*

*
Yosemite morning

Monday, April 22, 2019

Easter, Long Beach


We sold our stuff out at the Long Beach Flea Market yesterday. That means setting the clock for two, being on the road at three and after an hour and a half ride sitting in a long line of trucks and vans that makes a serpentine crawl around Veterans Stadium in the crisp dawn air.

Set up in the dark. Pull out the boxes and tables, maybe try to get some of the early dealer business.

I used the boundary chain link fence to hang paintings and drawings on, we pitched up our tent and got down to business.

After a show last week in San Francisco which failed to fire with a booth of expensive artwork, I needed to get back to the pavement and actually sell again, this time with artwork that commanded one, five, ten and twenty dollar increments.

Try to humble myself, make transactions. Move stuff.

Was only mildly successful yesterday, it was Easter and Passover after all and a lot of people didn't show, missed a lot of regulars. But did meet some old customers, and sold some things. Had fun.

I only do the swap meet a couple times a year but people seem to remember me and it is a totally different type of customer than those who come to the indoor shows. A young and edgy crowd, slightly off kilter, easy to like.

Warmboe was in the next space, he says I have a totally different attitude out on the asphalt and he is right, I revert to the carnival barker, nothing to lose, loose patois that I just can't summon up in a stuffy old building. Actually have a good time.

Long Beach is always a freak show, and doubly so on a holiday. Lots of rabbit ears and costumes yesterday. At least I think they are costumes.

I brought a camera along but hardly took any shots. It's a great place to catch characters and faces. I was just too busy to focus on photography.

I was using a difficult lens, my nikkor 55mm ƒ1.2 and got very few keepers. This is the film lens that I had converted to work with my D850 digital.

It is a manual focus lens and shooting wide open is difficult if you are not nailing the proper focal plane. Missed exposure and focus, shots were soft. I should have narrowed it down. Should have taken more time and care. But I didn't.

Oh well, failure is my middle name. Next time I bring the nikkor 85mm 1.8. Far more forgiving.

I was in my cultural anthropologist mode driving in to work today and I was thinking about humans. So many cultures believe in religion or a higher power of some kind.

I think that it is maybe because life is such a struggle, so bleak for so many, without the prospect of a resurrection or better life ahead in this life or in the hereafter people would simply lose hope.

Not be able to put their shoes on in the morning. Things have to get better, right? So invent what you have to invent, believe what you need to believe, whatever gets you through the day and long night.

Out of the frying pan and into the fire, Del Mar setup starts the day after tomorrow.

2 comments:

Jon Harwood said...

With fast Leica lenses or the 135 the darn things are nasty sharp and hell to focus.
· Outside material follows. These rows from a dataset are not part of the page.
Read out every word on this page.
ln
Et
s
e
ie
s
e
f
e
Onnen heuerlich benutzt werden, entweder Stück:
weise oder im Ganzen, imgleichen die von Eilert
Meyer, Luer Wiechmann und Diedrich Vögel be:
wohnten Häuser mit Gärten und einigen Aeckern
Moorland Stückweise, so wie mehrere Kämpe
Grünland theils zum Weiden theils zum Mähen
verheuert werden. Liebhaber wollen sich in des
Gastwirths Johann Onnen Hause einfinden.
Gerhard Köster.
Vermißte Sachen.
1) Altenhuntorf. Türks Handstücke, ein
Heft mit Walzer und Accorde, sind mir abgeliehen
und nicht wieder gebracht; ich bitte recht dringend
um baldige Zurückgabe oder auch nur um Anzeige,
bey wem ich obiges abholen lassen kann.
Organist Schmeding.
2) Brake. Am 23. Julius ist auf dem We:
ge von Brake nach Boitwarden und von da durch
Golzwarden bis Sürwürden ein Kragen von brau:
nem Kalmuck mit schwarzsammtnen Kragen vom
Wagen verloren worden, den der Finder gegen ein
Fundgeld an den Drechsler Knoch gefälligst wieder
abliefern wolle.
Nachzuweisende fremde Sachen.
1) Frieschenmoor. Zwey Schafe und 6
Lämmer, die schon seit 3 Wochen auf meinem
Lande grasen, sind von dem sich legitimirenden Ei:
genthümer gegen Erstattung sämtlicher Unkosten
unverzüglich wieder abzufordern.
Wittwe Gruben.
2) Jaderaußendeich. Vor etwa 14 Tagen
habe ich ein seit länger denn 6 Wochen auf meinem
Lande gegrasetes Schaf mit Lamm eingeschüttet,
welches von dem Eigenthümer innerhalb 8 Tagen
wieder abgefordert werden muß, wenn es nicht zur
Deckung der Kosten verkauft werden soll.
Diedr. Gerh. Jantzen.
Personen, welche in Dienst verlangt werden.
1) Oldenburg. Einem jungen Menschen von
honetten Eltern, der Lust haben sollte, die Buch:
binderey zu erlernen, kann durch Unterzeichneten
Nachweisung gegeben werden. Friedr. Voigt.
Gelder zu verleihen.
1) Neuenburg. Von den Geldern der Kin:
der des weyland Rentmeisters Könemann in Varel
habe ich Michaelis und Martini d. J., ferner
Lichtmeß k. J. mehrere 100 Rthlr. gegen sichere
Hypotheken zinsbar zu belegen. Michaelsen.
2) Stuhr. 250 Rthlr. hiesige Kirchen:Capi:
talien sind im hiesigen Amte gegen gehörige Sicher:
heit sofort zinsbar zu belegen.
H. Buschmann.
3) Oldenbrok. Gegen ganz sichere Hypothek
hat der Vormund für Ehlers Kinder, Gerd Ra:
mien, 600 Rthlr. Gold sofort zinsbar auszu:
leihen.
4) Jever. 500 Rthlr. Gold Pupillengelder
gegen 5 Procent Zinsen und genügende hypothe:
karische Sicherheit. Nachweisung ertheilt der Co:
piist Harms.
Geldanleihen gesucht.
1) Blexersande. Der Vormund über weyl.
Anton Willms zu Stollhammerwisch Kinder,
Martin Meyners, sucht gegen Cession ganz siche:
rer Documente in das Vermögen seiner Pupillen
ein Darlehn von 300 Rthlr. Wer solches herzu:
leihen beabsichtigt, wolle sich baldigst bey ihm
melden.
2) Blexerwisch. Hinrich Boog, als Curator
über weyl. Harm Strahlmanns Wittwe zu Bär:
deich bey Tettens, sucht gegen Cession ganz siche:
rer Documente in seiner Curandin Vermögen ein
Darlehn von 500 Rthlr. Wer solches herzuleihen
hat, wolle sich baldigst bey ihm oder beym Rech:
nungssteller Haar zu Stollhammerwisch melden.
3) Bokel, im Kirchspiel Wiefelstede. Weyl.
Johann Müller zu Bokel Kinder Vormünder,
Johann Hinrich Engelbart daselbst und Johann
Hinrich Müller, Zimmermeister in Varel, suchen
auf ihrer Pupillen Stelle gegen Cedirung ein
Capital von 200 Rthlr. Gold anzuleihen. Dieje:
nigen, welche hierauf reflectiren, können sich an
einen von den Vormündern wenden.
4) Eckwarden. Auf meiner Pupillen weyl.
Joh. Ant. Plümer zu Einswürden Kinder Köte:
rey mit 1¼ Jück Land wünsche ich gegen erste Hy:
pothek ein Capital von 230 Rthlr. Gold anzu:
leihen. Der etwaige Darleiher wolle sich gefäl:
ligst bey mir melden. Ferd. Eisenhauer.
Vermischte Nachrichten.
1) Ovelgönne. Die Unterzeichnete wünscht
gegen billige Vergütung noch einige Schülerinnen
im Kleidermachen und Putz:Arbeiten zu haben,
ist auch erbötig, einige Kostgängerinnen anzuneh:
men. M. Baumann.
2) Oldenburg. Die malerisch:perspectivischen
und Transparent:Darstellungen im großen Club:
When they are IN focus they are IN when they drift a tiny bit off they are OUT as in WAY OUT. The only effective thing I discovered is to use a focus magnifier that tames the beasts nothing else does. If they make anything like that for Nikon it may help. Maginification of 1.2x is sufficient.

Anonymous said...

Wait..."Failure" is your middle name ??? Good thing it ain't yer last name ! "Mr. failure, call on line 1" or "Table for Mr Failure"...now that would be harsh. Gotta look on the bright side, brother. You're welcome.